Di Pesantren Reot Ini Kia Amin Hasilkan Pembaca Kitab Kuning Andal
Dalam tempo 8-20 bulan, santri dijamin sanggup membaca kitab ‘gundul’ secara lancar lengkap dengan makna dan gramatikanya.
Penulis: Sugiyarto
“Di sini anak santri itu keluar masuk, menyesuaikan dengan metode. Begitu dia sudah khatam, biasanya terus pulang,” tutur Kiai Amin Fauzan Badri, pengasuh pesantren tersebut mengawali ceritanya.
Di samping itu, juga banyak orang tua yang tidak tega menaruh anaknya di pesantren ini, mereka tidak tega dengan fasilitas yang dimiliki.
Satu-satunya alasan yang membuat banyak orang tua tega menitipkan anaknya, menurut Kiai Amin, adalah kemampuan anak bisa membaca kitab kuning dalam tempo singkat.
Namun siapa sangka, dari gubuk reot inilah lahir anak-anak yang mahir membaca kitab kuning secara cepat.
Kiai Amin bercerita, metode cepat baca kitab kuning ini dibuat karena pengalaman masa lalunya saat masih di pesantren, yakni sulitnya membaca kitab kuning.
“Semua teman saya di pesantren dulu itu hafal kitab Alfiah, karena itu menjadi syarat kenaikan kelas.Tapi hanya sedikit yang mampu membaca dan menguasai kandungan kitab kuning dengan baik,” tuturnya
Atas pengalaman itulah, kala pulang dari pesantren, ia lalu mulai merumuskan metode yang kemudian diberi nama Al-Ikhtishor.
“Saya berfikir, bahwa membaca kitab itu mestinya mudah, karena susunan dalam bahasa arab itu hanya berupa jumlah Ismiyah dan jumlah Fi’liyah. Jika dua jumlah ini dikuasai, semua akan jadi mudah,” terangnya.
Baru setelah dipelajari pokoknya, susunannya berupa jumlah ismiyah atau fi’liyah, dipelajari pelengkapnya, yaitu jar-majrur, fi’il-fail, maf’ul bih, maf’ul muthlaq, dharaf, na’at wa man’ut, isim munsharif, ghairu munshorif, isim isyarah, dan lain-lainnya.
Kiai Amin menjelaskan, kitab yang dikarangnya hanya terdiri dari dua kitab pokok dan satu kitab maraji' (referensi).
Kitab pertama menjelaskan cara membuat Jumlah Ismiyah.

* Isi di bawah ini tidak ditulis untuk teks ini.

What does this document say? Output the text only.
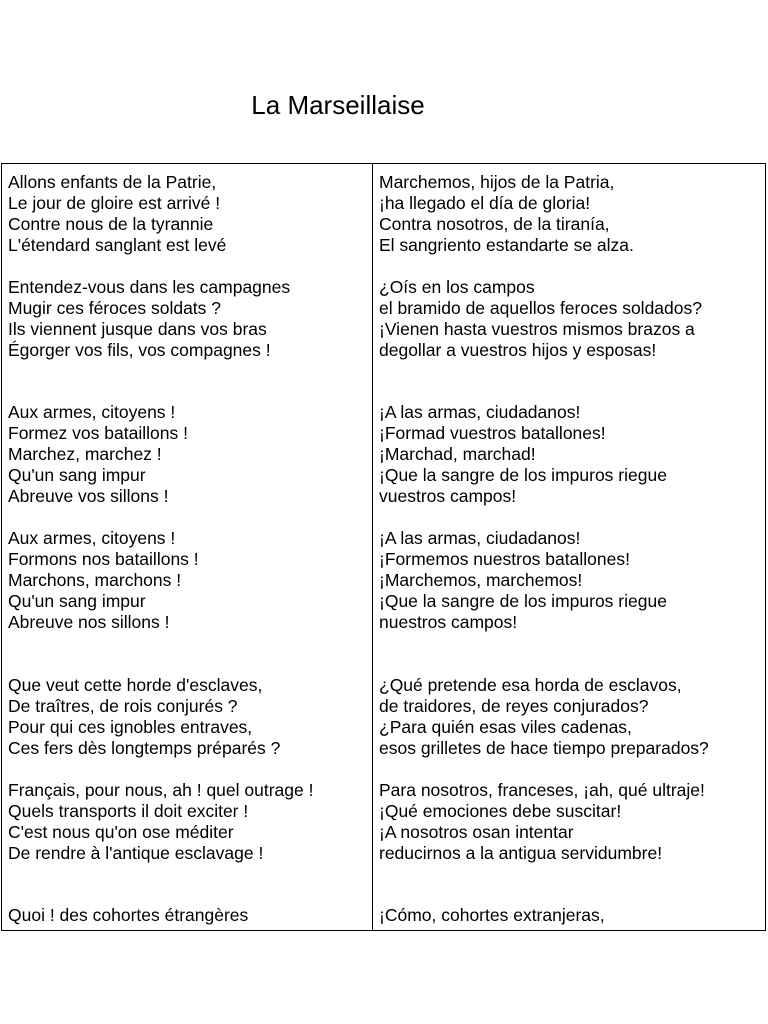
La Marseillaise
Allons enfants de la Patrie,
Le jour de gloire est arrivé !
Contre nous de la tyrannie
L'étendard sanglant est levé
Entendez-vous dans les campagnes
Mugir ces féroces soldats ?
Ils viennent jusque dans vos bras
Égorger vos fils, vos compagnes !
Aux armes, citoyens !
Formez vos bataillons !
Marchez, marchez !
Qu'un sang impur
Abreuve vos sillons !
Aux armes, citoyens !
Formons nos bataillons !
Marchons, marchons !
Qu'un sang impur
Abreuve nos sillons !
Que veut cette horde d'esclaves,
De traîtres, de rois conjurés ?
Pour qui ces ignobles entraves,
Ces fers dès longtemps préparés ?
Français, pour nous, ah ! quel outrage !
Quels transports il doit exciter !
C'est nous qu'on ose méditer
De rendre à l'antique esclavage !
Quoi ! des cohortes étrangères
Marchemos, hijos de la Patria,
¡ha llegado el día de gloria!
Contra nosotros, de la tiranía,
El sangriento estandarte se alza.
¿Oís en los campos
el bramido de aquellos feroces soldados?
¡Vienen hasta vuestros mismos brazos a
degollar a vuestros hijos y esposas!
¡A las armas, ciudadanos!
¡Formad vuestros batallones!
¡Marchad, marchad!
¡Que la sangre de los impuros riegue
vuestros campos!
¡A las armas, ciudadanos!
¡Formemos nuestros batallones!
¡Marchemos, marchemos!
¡Que la sangre de los impuros riegue
nuestros campos!
¿Qué pretende esa horda de esclavos,
de traidores, de reyes conjurados?
¿Para quién esas viles cadenas,
esos grilletes de hace tiempo preparados?
Para nosotros, franceses, ¡ah, qué ultraje!
¡Qué emociones debe suscitar!
¡A nosotros osan intentar
reducirnos a la antigua servidumbre!
¡Cómo, cohortes extranjeras,
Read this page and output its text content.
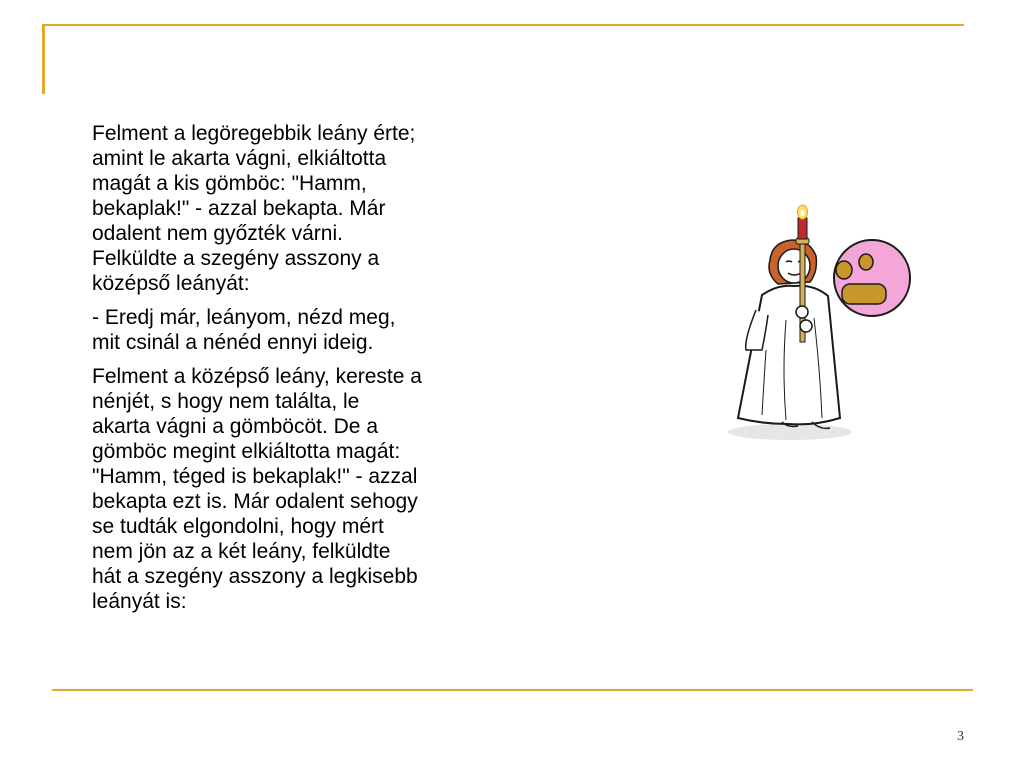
Felment a legöregebbik leány érte;
amint le akarta vágni, elkiáltotta
magát a kis gömböc: "Hamm,
bekaplak!" - azzal bekapta. Már
odalent nem győzték várni.
Felküldte a szegény asszony a
középső leányát:

- Eredj már, leányom, nézd meg,
mit csinál a nénéd ennyi ideig.

Felment a középső leány, kereste a
nénjét, s hogy nem találta, le
akarta vágni a gömböcöt. De a
gömböc megint elkiáltotta magát:
"Hamm, téged is bekaplak!" - azzal
bekapta ezt is. Már odalent sehogy
se tudták elgondolni, hogy mért
nem jön az a két leány, felküldte
hát a szegény asszony a legkisebb
leányát is:

3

Sedangkan kitab kedua menjelaskan cara membuat jumlah fi’liyah.
Menurutnya, untuk mengaji dua kitab Al-Ikhtishor cukup diselesaikan dalam tempo 2 bulan atau 52 kali pertemuan.
1 bulan pertama mengaji jumlah ismiyah, dan bulan kedua mengaji jumlah fi’liyah. Proses belajarnya menurut Kiai Amin cukup 1 jam dalam sehari.
“Santri setiap hari cukup belajar metode Al-Ikhtishor ini satu jam saja, karena syarat untuk mempelajari metode ini adalah tidak boleh lupa antara pelajaran pertama sampai terakhir."